Fans are planning a partisan show of support ahead of Sunday’s game after the Toffees slipped into the relegation zone following last weekend’s Merseyside derby
But Everton fans have conjured up a unique answer to their desperate situation. High-profile supporter groups hatch a plan for fans to line the path to Goodison Park to greet the team manager in a loud, partisan demonstration of their support.
Everton’s poor league position is worsening by the week as dark clouds gather over one of the Premier League’s founding members. It hasn’t escaped anyone in north Liverpool that Frank Lampard’s side could be five points from safety by the time of Sunday’s kick-off against Chelsea.
It’s reminiscent of the kind of welcome Everton’s finest teams – the 1995 FA Cup winners or the heroes of the 1980s – received, and it could be argued that this group of players hardly deserves the honour. But that misses the point.
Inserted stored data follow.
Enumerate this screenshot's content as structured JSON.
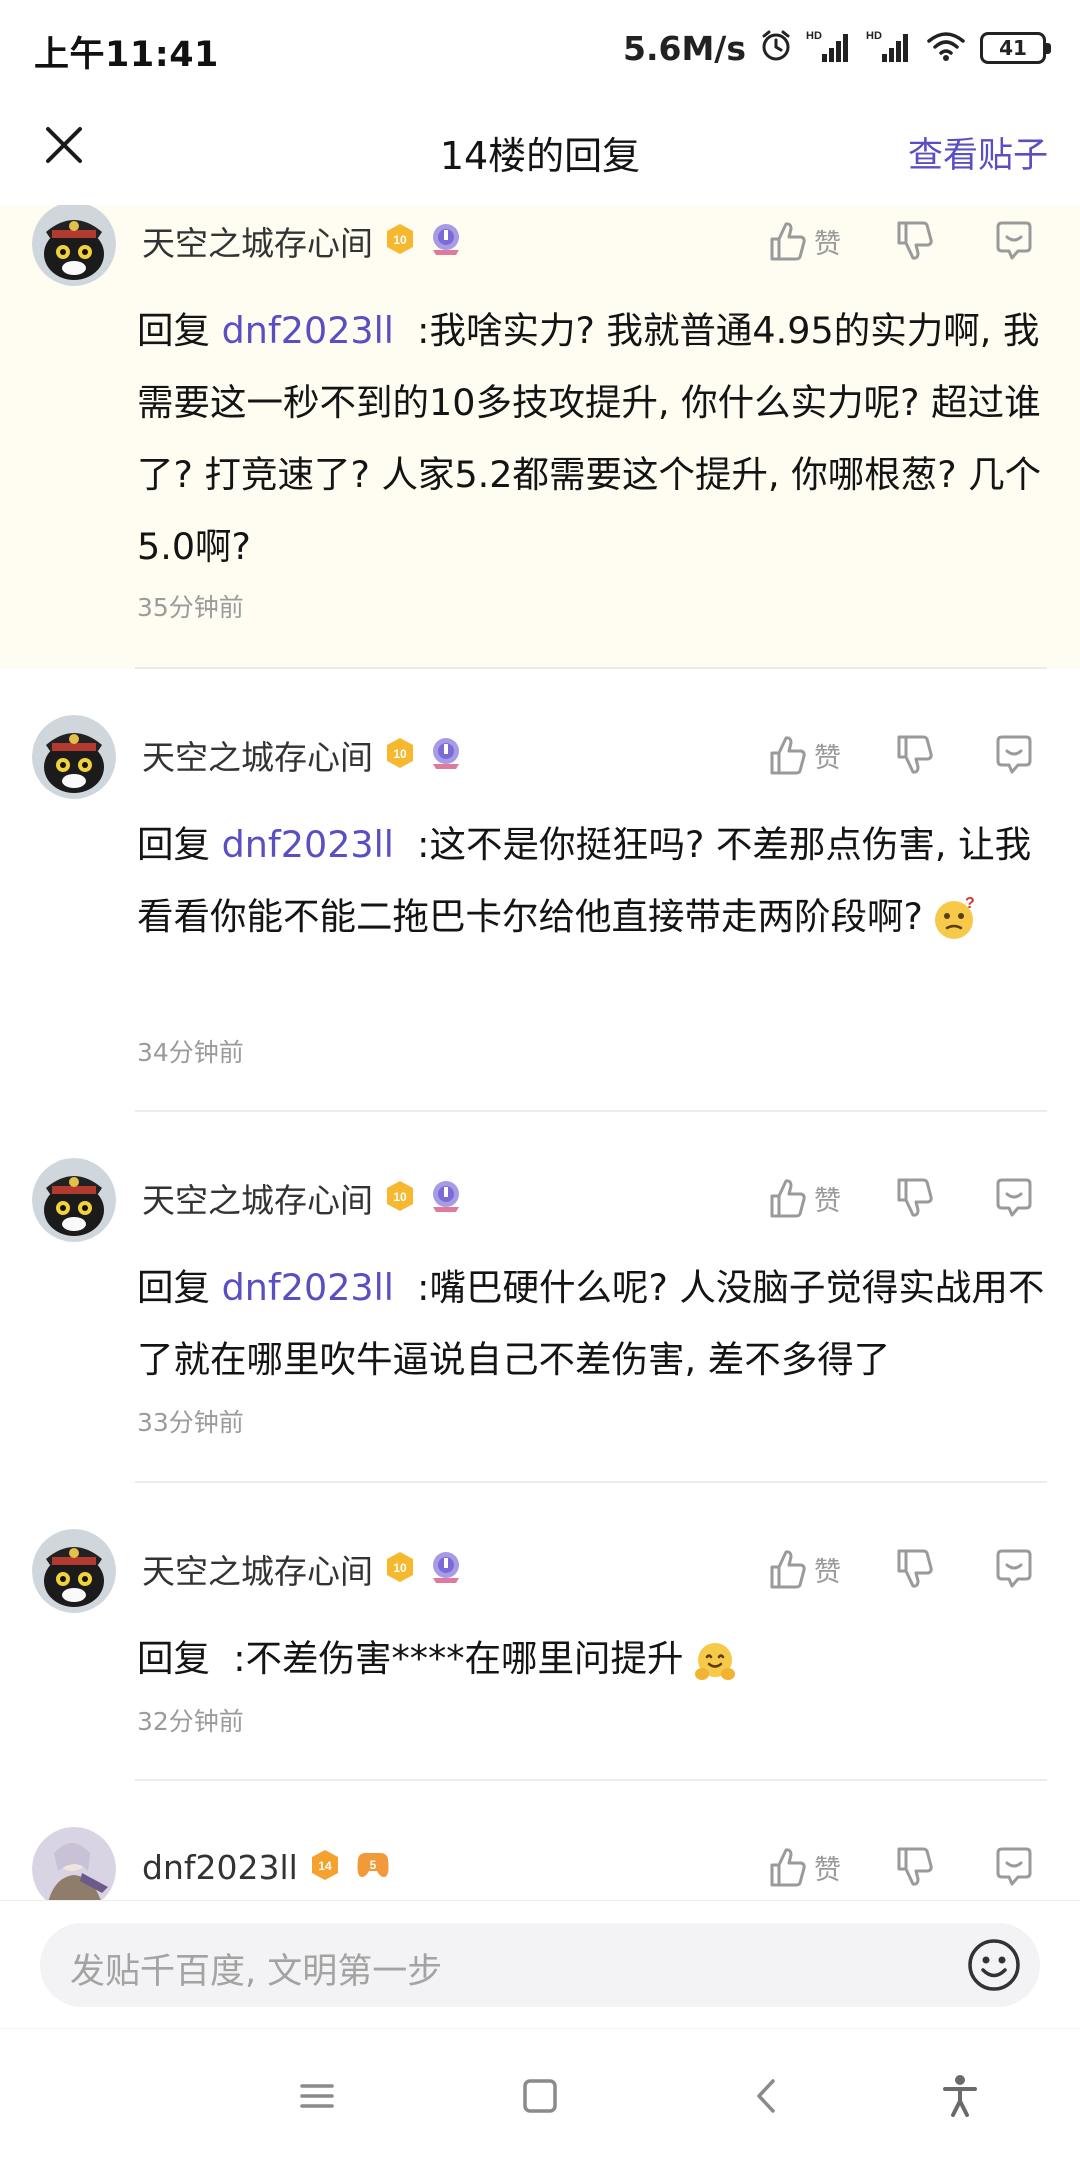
{
  "status_bar": {
    "time": "上午11:41",
    "net_speed": "5.6M/s",
    "battery": "41"
  },
  "nav": {
    "title": "14楼的回复",
    "view_post": "查看贴子"
  },
  "like_label": "赞",
  "colors": {
    "accent": "#5a4fc2",
    "highlight_bg": "#fffdf2",
    "level_badge": "#f5b82e",
    "divider": "#ececec"
  },
  "replies": [
    {
      "username": "天空之城存心间",
      "level": "10",
      "prefix": "回复",
      "mention": "dnf2023ll",
      "text": ":我啥实力? 我就普通4.95的实力啊, 我需要这一秒不到的10多技攻提升, 你什么实力呢? 超过谁了? 打竞速了? 人家5.2都需要这个提升, 你哪根葱? 几个5.0啊?",
      "time": "35分钟前"
    },
    {
      "username": "天空之城存心间",
      "level": "10",
      "prefix": "回复",
      "mention": "dnf2023ll",
      "text": ":这不是你挺狂吗? 不差那点伤害, 让我看看你能不能二拖巴卡尔给他直接带走两阶段啊?",
      "emoji": "thinking-face-icon",
      "time": "34分钟前"
    },
    {
      "username": "天空之城存心间",
      "level": "10",
      "prefix": "回复",
      "mention": "dnf2023ll",
      "text": ":嘴巴硬什么呢? 人没脑子觉得实战用不了就在哪里吹牛逼说自己不差伤害, 差不多得了",
      "time": "33分钟前"
    },
    {
      "username": "天空之城存心间",
      "level": "10",
      "prefix": "回复",
      "mention": "",
      "text": ":不差伤害****在哪里问提升",
      "emoji": "hugging-face-icon",
      "time": "32分钟前"
    },
    {
      "username": "dnf2023ll",
      "level": "14",
      "badge2": "5"
    }
  ],
  "input": {
    "placeholder": "发贴千百度, 文明第一步"
  }
}
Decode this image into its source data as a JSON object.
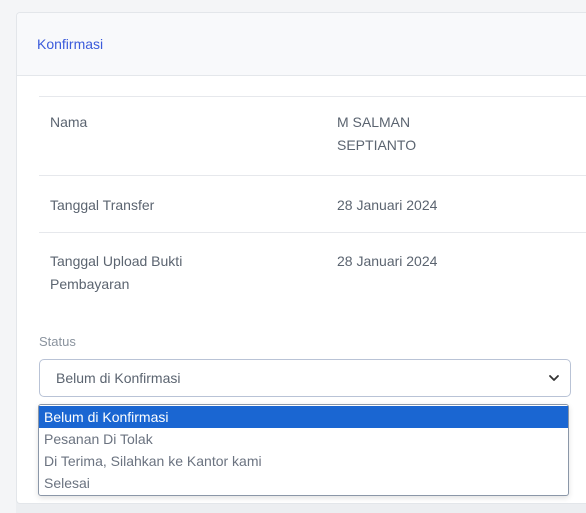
{
  "card": {
    "title": "Konfirmasi"
  },
  "details": [
    {
      "label": "Nama",
      "value": "M SALMAN\nSEPTIANTO"
    },
    {
      "label": "Tanggal Transfer",
      "value": "28 Januari 2024"
    },
    {
      "label": "Tanggal Upload Bukti\nPembayaran",
      "value": "28 Januari 2024"
    }
  ],
  "status": {
    "label": "Status",
    "selected": "Belum di Konfirmasi",
    "options": [
      "Belum di Konfirmasi",
      "Pesanan Di Tolak",
      "Di Terima, Silahkan ke Kantor kami",
      "Selesai"
    ]
  },
  "colors": {
    "accent": "#3b5bdb",
    "option_highlight": "#1a66d2"
  },
  "icons": {
    "select_arrow": "chevron-down-icon"
  }
}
“The idea is for as many blues as possible to be there and show their support. No focus on what happened before, instead the focus is on the last six games and trying to strengthen the only people who can get us out of this mess – the players,” says co-organizer Mark Ellis. Turning Goodison Park into a bear pit for the remaining home games is their blatant goal.
It’s a call that reflects the unique dynamic of a fanbase horrified that relegation, which they previously evaded in dramatic circumstances, now seems increasingly likely. Because Everton fans have struggled to formulate a unified response to the unfolding horror.
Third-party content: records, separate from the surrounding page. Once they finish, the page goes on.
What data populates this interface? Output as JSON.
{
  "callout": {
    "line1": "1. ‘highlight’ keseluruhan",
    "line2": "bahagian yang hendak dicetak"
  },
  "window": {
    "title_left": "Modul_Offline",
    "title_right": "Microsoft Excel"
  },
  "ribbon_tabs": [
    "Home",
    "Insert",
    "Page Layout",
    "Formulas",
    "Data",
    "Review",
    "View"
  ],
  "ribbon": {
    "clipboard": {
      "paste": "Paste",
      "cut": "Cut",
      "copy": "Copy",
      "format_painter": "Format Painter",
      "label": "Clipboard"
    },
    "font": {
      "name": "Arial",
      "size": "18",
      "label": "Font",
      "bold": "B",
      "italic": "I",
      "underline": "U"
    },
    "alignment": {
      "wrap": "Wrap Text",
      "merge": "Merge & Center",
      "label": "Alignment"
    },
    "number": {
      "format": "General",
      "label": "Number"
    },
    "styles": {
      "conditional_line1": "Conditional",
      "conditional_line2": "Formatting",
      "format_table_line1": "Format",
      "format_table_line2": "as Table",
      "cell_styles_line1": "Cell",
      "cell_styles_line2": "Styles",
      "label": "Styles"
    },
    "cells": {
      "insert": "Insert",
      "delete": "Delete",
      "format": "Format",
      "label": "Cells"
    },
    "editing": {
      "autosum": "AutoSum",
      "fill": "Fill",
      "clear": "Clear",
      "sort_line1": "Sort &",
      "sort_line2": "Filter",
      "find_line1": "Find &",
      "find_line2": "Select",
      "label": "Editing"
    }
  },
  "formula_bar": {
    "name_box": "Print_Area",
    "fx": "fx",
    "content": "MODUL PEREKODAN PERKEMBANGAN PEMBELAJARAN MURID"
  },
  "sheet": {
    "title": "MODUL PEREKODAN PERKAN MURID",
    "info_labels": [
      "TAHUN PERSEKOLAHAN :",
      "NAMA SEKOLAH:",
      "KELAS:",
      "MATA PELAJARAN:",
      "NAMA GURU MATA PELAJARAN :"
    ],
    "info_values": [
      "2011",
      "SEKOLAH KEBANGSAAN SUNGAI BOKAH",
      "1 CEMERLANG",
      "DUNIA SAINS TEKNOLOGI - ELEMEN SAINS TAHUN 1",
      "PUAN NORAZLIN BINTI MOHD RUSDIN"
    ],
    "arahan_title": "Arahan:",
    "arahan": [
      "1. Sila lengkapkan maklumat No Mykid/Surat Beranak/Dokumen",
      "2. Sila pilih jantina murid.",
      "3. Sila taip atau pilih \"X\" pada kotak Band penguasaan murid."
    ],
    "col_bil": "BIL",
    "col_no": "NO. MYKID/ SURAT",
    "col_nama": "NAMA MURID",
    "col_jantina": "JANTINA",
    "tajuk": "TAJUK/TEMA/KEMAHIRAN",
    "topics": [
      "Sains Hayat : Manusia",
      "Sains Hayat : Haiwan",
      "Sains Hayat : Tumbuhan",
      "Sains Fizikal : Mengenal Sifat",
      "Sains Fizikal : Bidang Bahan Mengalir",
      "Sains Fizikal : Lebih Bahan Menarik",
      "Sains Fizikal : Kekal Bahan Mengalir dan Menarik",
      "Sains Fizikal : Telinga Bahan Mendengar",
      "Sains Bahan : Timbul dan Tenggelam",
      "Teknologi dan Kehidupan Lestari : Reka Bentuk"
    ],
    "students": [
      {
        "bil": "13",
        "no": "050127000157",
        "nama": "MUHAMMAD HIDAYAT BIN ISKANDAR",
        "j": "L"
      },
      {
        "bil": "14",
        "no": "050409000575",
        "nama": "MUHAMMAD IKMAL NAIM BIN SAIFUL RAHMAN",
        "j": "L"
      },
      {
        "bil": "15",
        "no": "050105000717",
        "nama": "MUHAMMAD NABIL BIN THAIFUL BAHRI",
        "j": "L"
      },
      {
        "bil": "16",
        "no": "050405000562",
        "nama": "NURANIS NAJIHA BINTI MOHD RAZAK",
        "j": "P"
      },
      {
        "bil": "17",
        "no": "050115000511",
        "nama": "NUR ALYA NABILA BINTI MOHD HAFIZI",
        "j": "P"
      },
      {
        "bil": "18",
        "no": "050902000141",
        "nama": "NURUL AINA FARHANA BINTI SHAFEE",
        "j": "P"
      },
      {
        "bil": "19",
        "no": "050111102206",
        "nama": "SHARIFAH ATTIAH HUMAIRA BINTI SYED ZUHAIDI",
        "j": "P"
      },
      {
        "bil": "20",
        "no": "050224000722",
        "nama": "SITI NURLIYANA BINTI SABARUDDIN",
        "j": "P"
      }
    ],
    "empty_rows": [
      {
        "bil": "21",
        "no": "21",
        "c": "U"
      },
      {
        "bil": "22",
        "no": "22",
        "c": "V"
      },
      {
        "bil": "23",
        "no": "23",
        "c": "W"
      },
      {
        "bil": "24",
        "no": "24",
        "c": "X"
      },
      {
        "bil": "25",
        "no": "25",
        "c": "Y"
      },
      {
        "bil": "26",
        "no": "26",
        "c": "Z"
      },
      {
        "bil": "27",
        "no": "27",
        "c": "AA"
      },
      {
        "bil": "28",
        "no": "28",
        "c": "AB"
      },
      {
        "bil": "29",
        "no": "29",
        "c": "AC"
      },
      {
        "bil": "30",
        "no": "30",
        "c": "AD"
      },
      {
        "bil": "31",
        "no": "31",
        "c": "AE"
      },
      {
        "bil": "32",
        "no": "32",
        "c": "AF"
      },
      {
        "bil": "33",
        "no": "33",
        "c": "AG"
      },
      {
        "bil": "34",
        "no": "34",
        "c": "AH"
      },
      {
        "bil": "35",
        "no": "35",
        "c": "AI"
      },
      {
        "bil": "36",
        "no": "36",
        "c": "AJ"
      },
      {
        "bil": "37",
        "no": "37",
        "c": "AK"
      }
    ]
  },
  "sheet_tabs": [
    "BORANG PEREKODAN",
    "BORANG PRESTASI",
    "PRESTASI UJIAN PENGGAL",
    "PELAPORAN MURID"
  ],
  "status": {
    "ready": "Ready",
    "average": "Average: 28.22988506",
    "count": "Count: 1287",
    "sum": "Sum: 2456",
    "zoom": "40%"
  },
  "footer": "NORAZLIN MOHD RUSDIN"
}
Podcaster Paul the Esk helped launch the 27 Years campaign earlier this year, which sparked anger over the club’s recent demise with much of the support.
Frustrated by what she saw as poor management at the club – “a board that isn’t fit for purpose” and a “careless and meddlesome” owner, Paul sums it up – her stated goal was to force Farhad Moshiri to listen and to deal with the fans’ concerns.
But an initial call for exit in the 27th minute of the Arsenal game (marking 27 years without a trophy) in December did not garner much support, despite all the media coverage.
“Many fans said it was not the time to protest. To be honest, I think Everton supporters have been more reactive than proactive,” admits Paul. A change of tactics was forced upon them, and protest and anger were deflected until their struggle for survival was resolved.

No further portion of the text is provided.